Dans Rien à perdre, s’il ne fait aucun doute que Sylvie aime ses enfants et prend soin d’eux, son mode de vie un peu bohème n’est guère compatible avec la rigidité d’une administration un poil conservatrice. D’ailleurs, elle se sent tellement si peu coupable qu’elle n’imagine pas un seul instant l’ampleur du combat qu’elle va devoir mener pour tenter de récupérer son fils que l’ASE (Assistance Sociale à l’Enfance) envisage de placer en famille d’accueil.
Un premier film sur le thème de la maltraitance des enfants
Face à l’arsenal d’injustice et d’inhumanité déployé par la machine judiciaire au prétexte de ne louper aucun éventuel cas de maltraitance, on prend immédiatement le parti de la mère. Pourtant, jamais le film ne tombe dans le manichéisme. Pour son premier long-métrage de fiction, la réalisatrice Delphine Deloget, rompue aux documentaires (elle est lauréate du prix Albert Londres et du prix de l’œuvre de l’année décerné par la Scam pour Voyage en Barbarie, 2015), s’appuie sur les témoignages recueillies auprès de familles confrontées à ce genre de situation, aussi sur des échanges avec les juges, les avocats et les assistantes sociales, et imprègne ainsi son scénario d’accents de vérité bouleversants.
La maman et le système
Quand on pense placement, on a tendance à imaginer de la maltraitance. Or, dans la majorité des cas, il s’agit juste de défaillance parentale ou la conséquence de la fragilité de nos sociétés. Rien à perdre s’empare des failles d’un système à priori vertueux qui déraille au nom d’un principe de sécurité mal dosé pour bâtir un western familial et social et explorer la douleur de la séparation d’une mère avec son enfant. Car délaissant peu à peu le constat de la lourdeur administrative et de ses règles incompréhensibles, elle concentre son attention vers des personnages dont l’humanité va droit au cœur, à commencer bien sûr par son héroïne principale, une femme sans doute imparfaite mais qui ne renonce jamais et est prête à se battre contre vents et marées pour rendre à cet enfant autrefois joyeux, désormais totalement replié sur lui-même et ingérable, sa vie d’avant.

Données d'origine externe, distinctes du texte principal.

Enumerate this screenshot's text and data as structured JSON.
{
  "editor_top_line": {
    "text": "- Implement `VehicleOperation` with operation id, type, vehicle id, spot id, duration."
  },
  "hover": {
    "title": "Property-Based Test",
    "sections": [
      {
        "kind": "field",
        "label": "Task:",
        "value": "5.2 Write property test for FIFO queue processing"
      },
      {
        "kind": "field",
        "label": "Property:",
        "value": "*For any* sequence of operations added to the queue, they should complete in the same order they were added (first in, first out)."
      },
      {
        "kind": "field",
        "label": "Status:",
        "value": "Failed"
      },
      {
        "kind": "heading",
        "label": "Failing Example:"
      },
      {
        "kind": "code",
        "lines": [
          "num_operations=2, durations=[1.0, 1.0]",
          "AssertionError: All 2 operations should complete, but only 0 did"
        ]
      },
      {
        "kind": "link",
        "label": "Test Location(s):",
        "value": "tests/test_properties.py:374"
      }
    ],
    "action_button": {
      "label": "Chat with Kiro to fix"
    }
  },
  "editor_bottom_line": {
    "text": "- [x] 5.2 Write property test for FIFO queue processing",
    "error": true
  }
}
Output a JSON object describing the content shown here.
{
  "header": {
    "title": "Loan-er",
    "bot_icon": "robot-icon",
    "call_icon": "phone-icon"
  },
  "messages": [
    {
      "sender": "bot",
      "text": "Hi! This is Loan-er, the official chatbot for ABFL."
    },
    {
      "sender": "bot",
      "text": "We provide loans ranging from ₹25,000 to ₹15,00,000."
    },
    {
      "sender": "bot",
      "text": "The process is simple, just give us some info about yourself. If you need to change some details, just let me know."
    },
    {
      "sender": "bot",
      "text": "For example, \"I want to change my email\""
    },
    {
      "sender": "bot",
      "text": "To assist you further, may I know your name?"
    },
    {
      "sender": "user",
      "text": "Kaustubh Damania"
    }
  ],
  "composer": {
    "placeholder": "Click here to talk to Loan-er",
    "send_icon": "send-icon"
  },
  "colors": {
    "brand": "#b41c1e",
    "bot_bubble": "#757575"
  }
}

Une interprétation qui fond la glace
Qui mieux que Virginie Efira au jeu mâtiné d’émotion et de burlesque pouvait se glisser dans la peau de cette lionne désemparée et créer une telle connivence ? Pourtant, la palme du personnage le plus surprenant pourrait bien revenir à India Hair. En choisissant une comédienne à la fragilité et à la douceur naturelles, Delphine Deloget, tordant le cou à tout risque de caricature, transforme cette fonctionnaire immédiatement insupportable et sûre de son bon droit en un être humain capable de doute et surtout d’un frémissement de compassion que sa fonction n’aurait pas laissé supposer. Enfin, pour rendre vivante et solidaire cette histoire d’une famille luttant contre l’adversité, il fallait bien quelques comédiens ingénieux. C’est ainsi que l’on retrouve Arieh Worthalter dont a pu récemment apprécier l’immensité du talent grâce au Procès Goldman ou encore Félix Lefebvre (vu dans Eté 85 et Mon crime de François Ozon), parfaitement investi dans son rôle de grand frère, victime collatérale de tout ce grand chambardement, sans oublier l’époustouflant Alexis Tometi dans le rôle de l’enfant sacrifié.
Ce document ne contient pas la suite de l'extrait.